Johnson & Johnson and Bayer AG had been on a roll with Xarelto lawsuits. Three previous Xarelto verdicts had gone in their favor as juries in bellwether cases in Louisiana and Mississippi found no issues concerning Xarelto’s safety while also finding that the drug’s manufacturers adequately warned physicians and the public over the possible dangers of taking the popular blood thinner.
A Philadelphia jury was not quite so forgiving. Delivering the first loss to the companies, the jury ordered them to pay plaintiff Lynn Hartman $1.8 million in actual damages and some $26 million punitively.
Xarelto was created as a competitor and replacement for Coumadin; a long-standing drug widely regarded as the the gold standard in anticoagulants, or blood thinners. It was marketed as being easier to use than older blood thinners and also lacked the requirement of blood tests to monitor the patient.
However, significant risks come with those conveniences. The drug has been linked to excessive bleeds in some patients and once that bleeding starts, there is no way to stop it. Putting it another way, Xarelto currently has no antidote.
This has led to over 18,000 lawsuits being filed against Bayer AG and Johnson & Johnson over their roles in jointly developing and marketing the drug; marketing which has proven to be highly successful. It’s a huge money-maker for Bayer – in fact, Xarelto was the drugmaker’s number one seller in 2016 with sales topping $3.2 billion.

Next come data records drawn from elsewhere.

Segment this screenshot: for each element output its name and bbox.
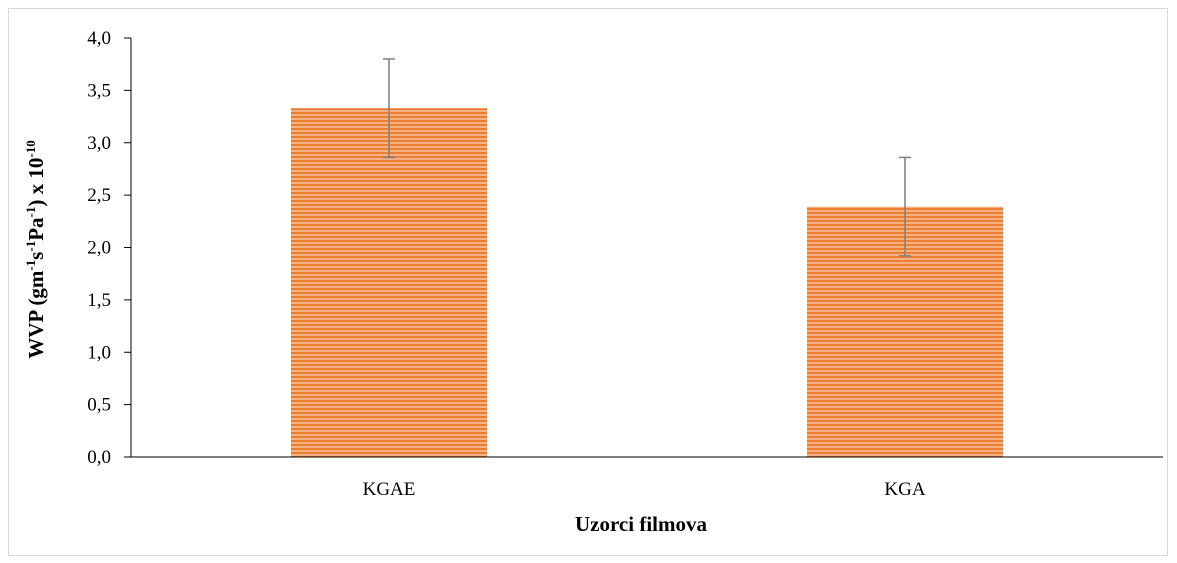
y-tick-label: 0,5 bbox=[87, 395, 111, 416]
y-title-text: ) x 10 bbox=[24, 158, 48, 207]
y-title-superscript: -1 bbox=[23, 207, 38, 218]
error-bars bbox=[383, 58, 911, 257]
y-tick-label: 4,0 bbox=[87, 28, 111, 49]
y-title-text: s bbox=[24, 252, 48, 260]
y-tick-label: 1,0 bbox=[87, 342, 111, 363]
x-axis-labels: KGAE KGA bbox=[363, 479, 926, 500]
y-axis-ticks: 0,0 0,5 1,0 1,5 2,0 2,5 3,0 3,5 4,0 bbox=[87, 28, 131, 468]
y-tick-label: 2,5 bbox=[87, 185, 111, 206]
y-tick-label: 2,0 bbox=[87, 238, 111, 259]
y-title-superscript: -1 bbox=[23, 260, 38, 271]
bars bbox=[291, 108, 1003, 458]
x-tick-label: KGAE bbox=[363, 479, 416, 500]
x-tick-label: KGA bbox=[884, 479, 925, 500]
y-title-superscript: -1 bbox=[23, 241, 38, 252]
bar-kgae bbox=[291, 108, 487, 458]
x-axis-title: Uzorci filmova bbox=[575, 512, 707, 536]
y-tick-label: 1,5 bbox=[87, 290, 111, 311]
y-title-text: Pa bbox=[24, 217, 48, 241]
y-tick-label: 3,5 bbox=[87, 80, 111, 101]
y-tick-label: 0,0 bbox=[87, 447, 111, 468]
y-tick-label: 3,0 bbox=[87, 133, 111, 154]
y-title-text: WVP (gm bbox=[24, 270, 48, 359]
y-axis-title: WVP (gm-1s-1Pa-1) x 10-10 bbox=[23, 140, 48, 358]
y-title-superscript: -10 bbox=[23, 140, 38, 157]
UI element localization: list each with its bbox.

But the success of a medication does not negate the impact it can have on families and consumers when the worst case scenario comes to fruition. And, according to FDA data, Xarelto bleeds may be responsible for at least 370 patient deaths. These are patients who bled to death with no way of stopping it while their doctors tried everything they could to keep them alive. In the case of Lynn Hartman, that meant a total of four blood transfusions to try to keep up with the rate she was bleeding out.
While Ms. Hartman might have been fortunate enough to have survived, others in the future will undoubtedly not be. This most recent Xarelto lawsuit verdict is a positive first step toward enhancing the safety of a very widely used, yet incredibly dangerous drug.